AM stations being donated

WGHQ was donated by Pamal Broadcasting to Tri-State media over the New Years Holiday.  Originally signed on in 1955 as WSKN in Saugerties, NY, WGHQ had been struggling to hang on over the last few years.  The station had been on a syndicated satallator automation format with the only local show being Kingston Community Radio, airing weekday mornings from 6-9 am.  In the end, it was either go dark or donate the station.

Tri-State Media is the owner/operator of WHDD AM/FM and WLHV, which are NPR affiliates.  They also simulcast on WBSL-FM, owned by Berkshire High School, when the students and faculty are not on the air.  A look at the program schedule shows a variety of music, local and national news and talk.

Over the last five years or so, several AM stations have been donated to community oriented groups and organizations, most notably the MMTC.  Often, these stations are in rough to very rough technical condition and many are silent.  It is noted that WDTW no longer has a transmitter site and KWHN was suffered severe damage due to flooding.  Those stations donated to the MMTC often find themselves LMA’d to a local group to run for a while before ownership is transferred.

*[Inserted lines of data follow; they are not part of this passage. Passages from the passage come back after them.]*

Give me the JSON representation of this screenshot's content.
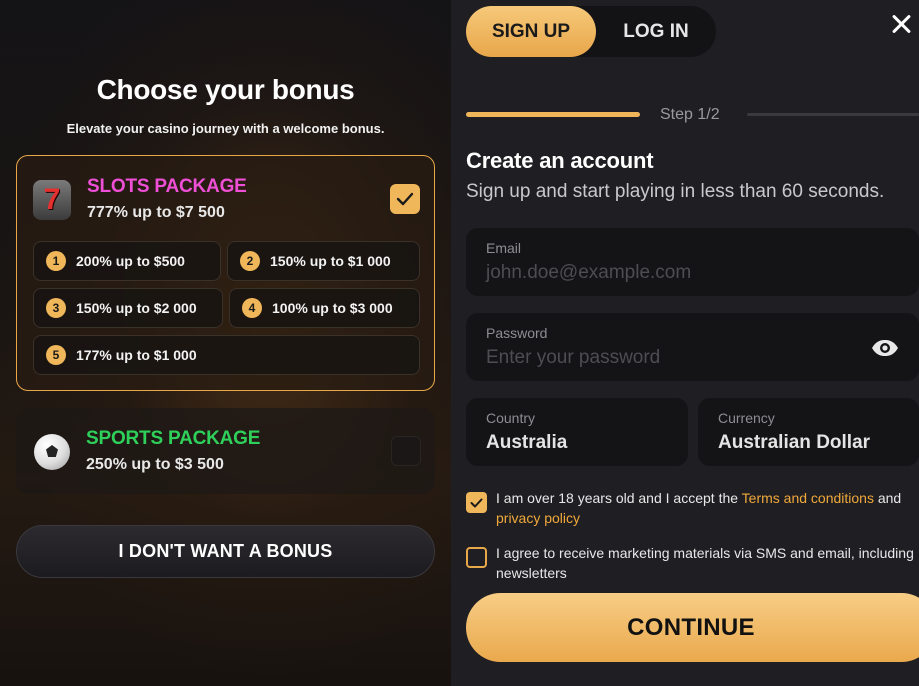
{
  "bonus_panel": {
    "title": "Choose your bonus",
    "subtitle": "Elevate your casino journey with a welcome bonus.",
    "slots": {
      "name": "SLOTS PACKAGE",
      "amount": "777% up to $7 500",
      "icon_text": "7",
      "selected": true,
      "tiers": [
        {
          "num": "1",
          "label": "200% up to $500"
        },
        {
          "num": "2",
          "label": "150% up to $1 000"
        },
        {
          "num": "3",
          "label": "150% up to $2 000"
        },
        {
          "num": "4",
          "label": "100% up to $3 000"
        },
        {
          "num": "5",
          "label": "177% up to $1 000"
        }
      ]
    },
    "sports": {
      "name": "SPORTS PACKAGE",
      "amount": "250% up to $3 500",
      "selected": false
    },
    "no_bonus_label": "I DON'T WANT A BONUS"
  },
  "auth": {
    "tabs": {
      "signup": "SIGN UP",
      "login": "LOG IN",
      "active": "signup"
    },
    "step_label": "Step 1/2",
    "heading": "Create an account",
    "subheading": "Sign up and start playing in less than 60 seconds.",
    "email": {
      "label": "Email",
      "placeholder": "john.doe@example.com"
    },
    "password": {
      "label": "Password",
      "placeholder": "Enter your password"
    },
    "country": {
      "label": "Country",
      "value": "Australia"
    },
    "currency": {
      "label": "Currency",
      "value": "Australian Dollar"
    },
    "terms": {
      "checked": true,
      "text_before": "I am over 18 years old and I accept the ",
      "terms_link": "Terms and conditions",
      "text_mid": " and ",
      "privacy_link": "privacy policy"
    },
    "marketing": {
      "checked": false,
      "text": "I agree to receive marketing materials via SMS and email, including newsletters"
    },
    "continue_label": "CONTINUE"
  },
  "colors": {
    "accent": "#f0b75a",
    "slots_name": "#ee4fd6",
    "sports_name": "#2fd05a",
    "link": "#f0a93a",
    "panel_bg": "#1f1e22",
    "field_bg": "#141316"
  }
}
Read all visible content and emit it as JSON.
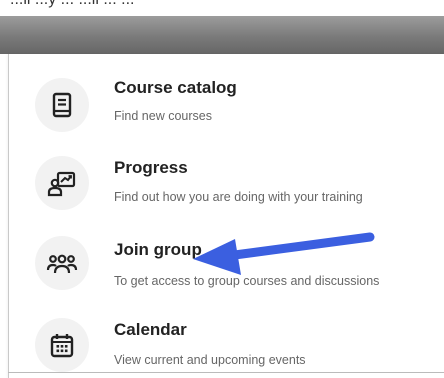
{
  "top_text": "...ll ...y ... ...ll ... ...",
  "menu": {
    "items": [
      {
        "title": "Course catalog",
        "description": "Find new courses",
        "icon": "book-icon"
      },
      {
        "title": "Progress",
        "description": "Find out how you are doing with your training",
        "icon": "progress-icon"
      },
      {
        "title": "Join group",
        "description": "To get access to group courses and discussions",
        "icon": "group-icon"
      },
      {
        "title": "Calendar",
        "description": "View current and upcoming events",
        "icon": "calendar-icon"
      }
    ]
  },
  "colors": {
    "arrow": "#3b5fe0",
    "header_bar": "#7a7a7a",
    "icon_bg": "#f2f2f2",
    "icon_stroke": "#222222"
  }
}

Call Letters City of License From To Frequency Power D/N
KWOD Salem, OR Entercom MMTC 1390 5,000/690
WGHQ Kingston, NY Pamal Tri-State 920 5,000/78
WSHU Westport, CT Graham Sacred Heart 1260 1,000/9
WKRT Cortland, NY Saga Bible Broadcasting 920 1,000/500
WDTW Dearborn, MI Clear Channel MMTC 1310 5,000/5,000
KFXN Minneapois, MN Clear Channel MMTC 690 500/4
WMNY McKeesport, PA Renda Pentecostal Temple dev 1360 5,000/1000
WGBN New Kensington, PA Salem Pentecostal Temple dev 1150 1,000/70
WNRR North Augustsa, GA Clear Channel MMTC 1380 4,000/70
WHJA Laural, MS Clear Channel MMTC 890 10,000/-
KWHN Ft. Smith, AR Clear Channel MMTC 1650 10,000/1,000
WTOC Newton, NJ Clear Channel MMTC 1360 2,000/320
WBHA Wabash, MN Clear Channel MMTC 1190 1,000/-

There may be other stations that were donated to various other groups, but this is all I could find using Google.  I notice several of them are on the current list of silent stations.  I wonder how many are currently on the air and successful.  Are they being locally programmed?  If so, how has the reception been in there respective communities?  What remediation was required for the technical facilities and how much did it cost?

5 thoughts on “AM stations being donated”

  1. If anyone has any others to donate… I have a few noncomm clients that would be interested!!

    It’s sad that this is what’s become of local AM radio, but I’d rather see this than the licenses turned in and stations going dark. If they’re non commercial, then they really will sink or swim based on listener response.